Since the first generation of digital services was introduced 15 years ago, broadcasters' needs have changed dramatically, and the increased awareness and knowledge of areas such as data transport costs, compression algorithms and tariffed services have taken the mystique out of moving program content from Point A to Point B.

With the advent of DAB/HD Radio (5.1 multi-channel audio in the future), RDS/RBDS, AES/EBU and increased performance in FM analog services, broadcasters are starting to demand improvements in the services provided by telco operators. The benchmark has been raised to a level where most radio stations require:

* Increased dynamic range to at least 96 dB equating to 16-bit word resolution.

* Fully duplex links for return feeds to permit confidence monitoring and other full-bandwidth audio requirements.

* Ancillary services to include RS-232 for RDS, contact closure and status monitoring and control.

* Further reduction in bit rate real estate; 768 kbps stereo demand is now considered onerous.

* But above all to retain the low coding delay associated with J.41 and the antiquated analog circuits.

Service providers in the UK, Denmark, Finland, Sweden and the United States have conducted exhaustive tests (which include blind listening tests with various genres of music and voice) into the improved feature set that broadcasters are demanding. At this time, the results have indicated that incorporating a low-bit rate, non-destructive digital audio data compression algorithm into a codec will address all of these requirements.

To this end, the 24-bit Enhanced apt-X algorithm from APT - Audio Processing Technology will constitute one of the main building blocks for the next generation of digital services.

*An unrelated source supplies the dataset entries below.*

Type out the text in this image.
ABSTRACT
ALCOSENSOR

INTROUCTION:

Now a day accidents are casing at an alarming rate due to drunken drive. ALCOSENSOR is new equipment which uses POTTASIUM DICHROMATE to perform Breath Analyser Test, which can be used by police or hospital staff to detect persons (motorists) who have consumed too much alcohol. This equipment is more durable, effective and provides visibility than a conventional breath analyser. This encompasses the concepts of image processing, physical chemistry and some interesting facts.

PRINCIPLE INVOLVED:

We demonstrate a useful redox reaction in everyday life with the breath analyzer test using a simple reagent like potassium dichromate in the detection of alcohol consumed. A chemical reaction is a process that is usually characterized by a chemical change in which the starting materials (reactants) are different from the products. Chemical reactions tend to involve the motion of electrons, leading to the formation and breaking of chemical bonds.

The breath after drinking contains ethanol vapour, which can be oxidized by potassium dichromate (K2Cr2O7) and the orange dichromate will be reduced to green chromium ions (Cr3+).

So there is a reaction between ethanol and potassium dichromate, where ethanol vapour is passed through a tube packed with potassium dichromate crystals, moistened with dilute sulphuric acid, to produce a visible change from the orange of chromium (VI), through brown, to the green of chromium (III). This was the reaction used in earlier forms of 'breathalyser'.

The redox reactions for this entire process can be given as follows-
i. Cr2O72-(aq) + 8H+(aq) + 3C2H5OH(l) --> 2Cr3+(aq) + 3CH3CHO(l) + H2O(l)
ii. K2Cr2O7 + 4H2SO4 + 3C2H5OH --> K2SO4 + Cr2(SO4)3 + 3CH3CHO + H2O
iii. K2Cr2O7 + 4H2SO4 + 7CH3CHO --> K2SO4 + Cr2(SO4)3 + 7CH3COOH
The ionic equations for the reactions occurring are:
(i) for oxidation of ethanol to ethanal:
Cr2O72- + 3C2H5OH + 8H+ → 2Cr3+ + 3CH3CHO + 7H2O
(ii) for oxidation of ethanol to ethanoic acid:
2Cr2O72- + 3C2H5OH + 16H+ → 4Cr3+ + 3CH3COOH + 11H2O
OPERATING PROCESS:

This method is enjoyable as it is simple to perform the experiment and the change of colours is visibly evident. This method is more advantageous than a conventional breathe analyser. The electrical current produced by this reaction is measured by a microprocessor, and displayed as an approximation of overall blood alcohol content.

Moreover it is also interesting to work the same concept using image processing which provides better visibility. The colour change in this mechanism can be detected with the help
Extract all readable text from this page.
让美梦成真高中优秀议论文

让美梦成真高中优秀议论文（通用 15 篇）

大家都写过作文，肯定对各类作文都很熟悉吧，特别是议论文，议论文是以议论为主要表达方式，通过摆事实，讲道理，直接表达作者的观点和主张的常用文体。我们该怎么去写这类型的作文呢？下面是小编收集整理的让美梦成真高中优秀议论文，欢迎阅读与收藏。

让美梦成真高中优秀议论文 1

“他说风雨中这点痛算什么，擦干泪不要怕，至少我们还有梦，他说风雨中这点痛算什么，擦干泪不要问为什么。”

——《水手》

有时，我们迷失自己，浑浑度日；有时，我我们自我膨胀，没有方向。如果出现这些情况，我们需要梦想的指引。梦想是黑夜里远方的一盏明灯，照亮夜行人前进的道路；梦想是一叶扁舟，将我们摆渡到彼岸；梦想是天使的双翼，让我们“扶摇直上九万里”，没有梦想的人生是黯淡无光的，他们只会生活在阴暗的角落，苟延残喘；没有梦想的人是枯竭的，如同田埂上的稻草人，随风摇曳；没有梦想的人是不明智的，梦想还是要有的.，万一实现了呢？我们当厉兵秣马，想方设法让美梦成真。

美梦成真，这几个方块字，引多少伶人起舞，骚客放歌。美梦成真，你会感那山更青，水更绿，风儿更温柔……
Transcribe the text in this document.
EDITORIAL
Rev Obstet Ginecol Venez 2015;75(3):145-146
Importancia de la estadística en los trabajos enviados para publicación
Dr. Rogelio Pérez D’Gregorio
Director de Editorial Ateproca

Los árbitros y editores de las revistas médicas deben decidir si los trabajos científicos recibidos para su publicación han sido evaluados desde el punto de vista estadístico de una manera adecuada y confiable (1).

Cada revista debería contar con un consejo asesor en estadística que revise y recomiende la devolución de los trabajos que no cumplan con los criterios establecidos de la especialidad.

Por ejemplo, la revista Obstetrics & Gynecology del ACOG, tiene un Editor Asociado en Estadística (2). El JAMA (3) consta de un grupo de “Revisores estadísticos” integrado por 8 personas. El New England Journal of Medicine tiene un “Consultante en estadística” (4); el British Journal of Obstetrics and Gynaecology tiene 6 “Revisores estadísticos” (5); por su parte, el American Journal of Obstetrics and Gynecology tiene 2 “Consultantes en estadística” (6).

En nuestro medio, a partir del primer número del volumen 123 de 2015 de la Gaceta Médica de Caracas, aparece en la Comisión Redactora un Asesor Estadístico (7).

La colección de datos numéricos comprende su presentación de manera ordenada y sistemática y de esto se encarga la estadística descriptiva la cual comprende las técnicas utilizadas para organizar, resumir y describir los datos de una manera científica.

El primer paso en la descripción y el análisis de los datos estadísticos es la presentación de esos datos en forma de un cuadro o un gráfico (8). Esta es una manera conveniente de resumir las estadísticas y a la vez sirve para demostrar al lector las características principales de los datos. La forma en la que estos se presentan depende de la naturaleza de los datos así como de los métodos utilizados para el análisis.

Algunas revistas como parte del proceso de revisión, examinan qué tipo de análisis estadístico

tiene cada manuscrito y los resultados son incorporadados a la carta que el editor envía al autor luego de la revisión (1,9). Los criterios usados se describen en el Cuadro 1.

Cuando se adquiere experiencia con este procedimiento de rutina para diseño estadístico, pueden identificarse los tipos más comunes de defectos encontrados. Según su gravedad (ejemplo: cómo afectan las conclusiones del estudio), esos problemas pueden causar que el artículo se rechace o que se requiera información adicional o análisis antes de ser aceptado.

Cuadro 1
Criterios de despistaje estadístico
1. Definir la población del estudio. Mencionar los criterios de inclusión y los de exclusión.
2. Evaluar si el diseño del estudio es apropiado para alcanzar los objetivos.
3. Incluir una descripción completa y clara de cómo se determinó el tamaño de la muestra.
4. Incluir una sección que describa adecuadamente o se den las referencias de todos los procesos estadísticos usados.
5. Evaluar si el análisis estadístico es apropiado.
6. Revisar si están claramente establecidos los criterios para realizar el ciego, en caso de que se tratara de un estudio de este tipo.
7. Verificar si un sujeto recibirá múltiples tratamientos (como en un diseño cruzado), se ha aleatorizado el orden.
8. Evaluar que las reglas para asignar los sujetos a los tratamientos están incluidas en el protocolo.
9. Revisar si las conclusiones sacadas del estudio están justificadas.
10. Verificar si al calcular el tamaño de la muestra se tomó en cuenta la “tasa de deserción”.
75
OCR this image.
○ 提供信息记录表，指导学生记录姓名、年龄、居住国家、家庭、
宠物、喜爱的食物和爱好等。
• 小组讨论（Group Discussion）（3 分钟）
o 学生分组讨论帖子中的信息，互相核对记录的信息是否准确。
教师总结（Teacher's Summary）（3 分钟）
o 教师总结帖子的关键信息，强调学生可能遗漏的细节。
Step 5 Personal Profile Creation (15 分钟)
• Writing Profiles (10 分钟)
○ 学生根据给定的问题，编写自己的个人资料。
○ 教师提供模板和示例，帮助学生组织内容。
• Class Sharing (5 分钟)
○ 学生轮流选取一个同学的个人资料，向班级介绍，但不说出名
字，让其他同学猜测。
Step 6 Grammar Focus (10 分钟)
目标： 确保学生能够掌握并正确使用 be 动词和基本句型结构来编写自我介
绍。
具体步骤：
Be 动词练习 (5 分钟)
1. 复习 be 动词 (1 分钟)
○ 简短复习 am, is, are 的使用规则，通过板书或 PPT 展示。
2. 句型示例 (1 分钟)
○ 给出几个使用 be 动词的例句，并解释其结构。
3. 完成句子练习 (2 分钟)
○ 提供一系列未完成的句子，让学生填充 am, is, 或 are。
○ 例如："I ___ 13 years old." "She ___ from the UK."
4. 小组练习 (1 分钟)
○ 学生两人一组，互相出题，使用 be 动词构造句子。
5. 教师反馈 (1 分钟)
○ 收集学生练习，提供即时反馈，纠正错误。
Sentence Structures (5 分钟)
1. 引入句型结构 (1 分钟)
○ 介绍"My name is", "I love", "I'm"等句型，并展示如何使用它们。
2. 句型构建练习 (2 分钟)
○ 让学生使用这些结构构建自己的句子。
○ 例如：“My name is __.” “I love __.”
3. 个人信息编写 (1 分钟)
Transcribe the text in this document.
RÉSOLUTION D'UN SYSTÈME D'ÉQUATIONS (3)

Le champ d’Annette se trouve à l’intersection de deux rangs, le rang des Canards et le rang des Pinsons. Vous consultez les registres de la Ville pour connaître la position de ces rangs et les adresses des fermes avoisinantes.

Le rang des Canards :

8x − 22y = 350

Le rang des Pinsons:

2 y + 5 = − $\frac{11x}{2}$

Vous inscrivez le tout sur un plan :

Gentle and non-destructive

Keeping the same audio bandwidth (15 kHz stereo) and using only half the data capacity (384 kbps), Enhanced apt-X can improve the audio parameters while keeping the encode/decode latency to under 5 milliseconds including transport time.

A service offering 24-bit Enhanced apt-X can expect the following:

* Dynamic range in excess of 100 dB.

* Fully duplex.

* Embedded RS-232 and an additional low-speed channel for contact closure.

* Option to expand to 22.5 kHz stereo.

As the Enhanced apt-X algorithm is based on time domain, ADPCM principles, its coding technique is gentle and non-destructive in nature. Coding algorithms in general have had bad press following the myriad of problems associated with highly destructive, frequency domain, perceptual coders, i.e. MPEG Layer II, Layer III, AAC etc. Enhanced apt-X has been proven both academically and in practice to be immune from these problems.

In summary, by implementing Enhanced apt-X, broadcasters can now avail of audio services from telco operators that will ensure they are maximizing their existing analog FM services and transporting crystal-clear CD quality content for DAB and HD Radio services. Most important, coding delay figures are kept under 5 milliseconds.

Contributors to this article include Charlie Wooten of Clear Channel and Fred Wylie, formerly of BBC; apt-X is a trademark of APT.